Draco abrió la carpeta de papel reciclado y examinó fotocopias de un pasaporte y algunas fotos de Johan Hartling, un hombre calvo y delgado, con gafas y corbata de pajarita. Había también copias de facturas de luz y teléfono recientes, así como resguardos de Hacienda, de la compañía médica en la que estaba asegurado, del fondo de pensiones y de la documentación de dos vehículos registrados a su nombre.

—Será más que suficiente para dar con él.

Perceval ofreció a su amigo otro refresco de glucosa y lo acompañó a la salida. Antes de despedirlo le entregó un teléfono móvil algo más voluminoso que los corrientes.

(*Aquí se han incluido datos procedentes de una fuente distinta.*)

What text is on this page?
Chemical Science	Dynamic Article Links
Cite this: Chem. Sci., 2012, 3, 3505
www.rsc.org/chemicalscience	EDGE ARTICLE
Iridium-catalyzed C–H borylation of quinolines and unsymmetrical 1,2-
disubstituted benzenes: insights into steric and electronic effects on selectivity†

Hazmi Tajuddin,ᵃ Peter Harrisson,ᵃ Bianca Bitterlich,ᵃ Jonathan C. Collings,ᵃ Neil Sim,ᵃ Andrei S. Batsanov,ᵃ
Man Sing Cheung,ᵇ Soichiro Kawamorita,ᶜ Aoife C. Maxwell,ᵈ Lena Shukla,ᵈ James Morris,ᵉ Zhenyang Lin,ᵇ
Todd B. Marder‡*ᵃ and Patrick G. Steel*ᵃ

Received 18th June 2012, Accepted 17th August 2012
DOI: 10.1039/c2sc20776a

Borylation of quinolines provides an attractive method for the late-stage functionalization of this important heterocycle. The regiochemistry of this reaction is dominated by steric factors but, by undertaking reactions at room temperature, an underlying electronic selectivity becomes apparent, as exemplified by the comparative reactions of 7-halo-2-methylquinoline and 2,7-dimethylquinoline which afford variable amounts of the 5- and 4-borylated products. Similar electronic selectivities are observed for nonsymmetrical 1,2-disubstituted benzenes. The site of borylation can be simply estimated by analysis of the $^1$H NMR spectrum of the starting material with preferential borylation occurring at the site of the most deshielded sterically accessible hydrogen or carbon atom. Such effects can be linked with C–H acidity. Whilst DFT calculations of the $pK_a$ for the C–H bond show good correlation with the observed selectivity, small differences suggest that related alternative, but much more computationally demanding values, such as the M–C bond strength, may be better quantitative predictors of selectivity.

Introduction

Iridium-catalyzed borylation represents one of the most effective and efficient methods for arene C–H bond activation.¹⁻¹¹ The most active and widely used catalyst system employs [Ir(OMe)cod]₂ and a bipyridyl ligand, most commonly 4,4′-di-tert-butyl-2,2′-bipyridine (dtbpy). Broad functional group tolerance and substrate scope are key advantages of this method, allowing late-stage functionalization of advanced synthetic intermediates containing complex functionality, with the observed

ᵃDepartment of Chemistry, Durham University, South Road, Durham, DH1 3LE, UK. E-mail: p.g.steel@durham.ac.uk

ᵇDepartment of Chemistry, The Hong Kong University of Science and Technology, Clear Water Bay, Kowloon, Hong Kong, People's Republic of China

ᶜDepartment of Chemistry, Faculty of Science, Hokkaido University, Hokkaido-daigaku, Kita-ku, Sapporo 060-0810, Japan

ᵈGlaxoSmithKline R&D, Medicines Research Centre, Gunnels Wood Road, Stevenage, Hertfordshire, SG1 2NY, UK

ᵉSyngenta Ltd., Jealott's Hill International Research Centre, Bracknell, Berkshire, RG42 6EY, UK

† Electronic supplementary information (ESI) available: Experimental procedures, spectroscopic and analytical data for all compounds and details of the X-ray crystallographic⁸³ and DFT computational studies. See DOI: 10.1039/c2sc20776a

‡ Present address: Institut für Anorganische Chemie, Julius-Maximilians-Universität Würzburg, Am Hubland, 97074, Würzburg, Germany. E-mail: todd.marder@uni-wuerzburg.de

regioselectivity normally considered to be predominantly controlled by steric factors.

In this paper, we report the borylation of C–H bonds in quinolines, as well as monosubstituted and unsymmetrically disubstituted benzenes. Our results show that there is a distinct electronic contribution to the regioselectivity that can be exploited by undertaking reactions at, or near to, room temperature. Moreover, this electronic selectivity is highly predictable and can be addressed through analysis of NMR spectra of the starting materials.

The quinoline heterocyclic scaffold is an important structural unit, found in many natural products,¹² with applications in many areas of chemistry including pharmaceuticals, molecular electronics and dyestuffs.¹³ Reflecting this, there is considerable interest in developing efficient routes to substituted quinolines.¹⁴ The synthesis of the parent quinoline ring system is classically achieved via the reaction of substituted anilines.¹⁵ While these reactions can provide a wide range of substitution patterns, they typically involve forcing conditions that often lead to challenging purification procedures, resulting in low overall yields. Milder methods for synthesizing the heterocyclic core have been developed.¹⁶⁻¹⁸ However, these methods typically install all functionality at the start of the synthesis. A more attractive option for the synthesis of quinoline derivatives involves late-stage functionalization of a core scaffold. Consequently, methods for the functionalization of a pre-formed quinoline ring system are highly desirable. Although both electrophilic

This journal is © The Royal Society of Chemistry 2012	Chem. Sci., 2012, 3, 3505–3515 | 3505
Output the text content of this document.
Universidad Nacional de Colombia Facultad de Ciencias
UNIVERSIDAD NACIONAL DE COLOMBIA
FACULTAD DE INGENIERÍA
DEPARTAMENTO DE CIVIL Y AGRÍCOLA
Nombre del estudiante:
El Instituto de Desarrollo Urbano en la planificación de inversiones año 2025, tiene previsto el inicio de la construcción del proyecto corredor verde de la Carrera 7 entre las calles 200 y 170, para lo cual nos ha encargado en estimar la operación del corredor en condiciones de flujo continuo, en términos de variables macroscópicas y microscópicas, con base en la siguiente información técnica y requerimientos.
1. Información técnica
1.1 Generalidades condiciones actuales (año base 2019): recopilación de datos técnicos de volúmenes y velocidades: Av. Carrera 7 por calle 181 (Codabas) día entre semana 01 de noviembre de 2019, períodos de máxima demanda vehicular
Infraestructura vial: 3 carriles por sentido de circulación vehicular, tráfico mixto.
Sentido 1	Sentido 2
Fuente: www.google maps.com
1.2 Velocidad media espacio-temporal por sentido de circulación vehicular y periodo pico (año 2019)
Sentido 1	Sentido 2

—Seguiré trabajando en el asunto y me comunicaré contigo por medio de este móvil. Contiene una serie de filtros para codificar la voz y enturbiar el rastro. Así estaremos más seguros. En cada caso tendrás que pulsar una letra para cambiar de código, la inicial del nombre de la ciudad que yo te dé. Es muy simple.

Draco se echó el teléfono al bolsillo y estrechó la mano delgada y fría del informático mientras pensaba que el mundo estaba en manos de aquella nueva raza de guerreros.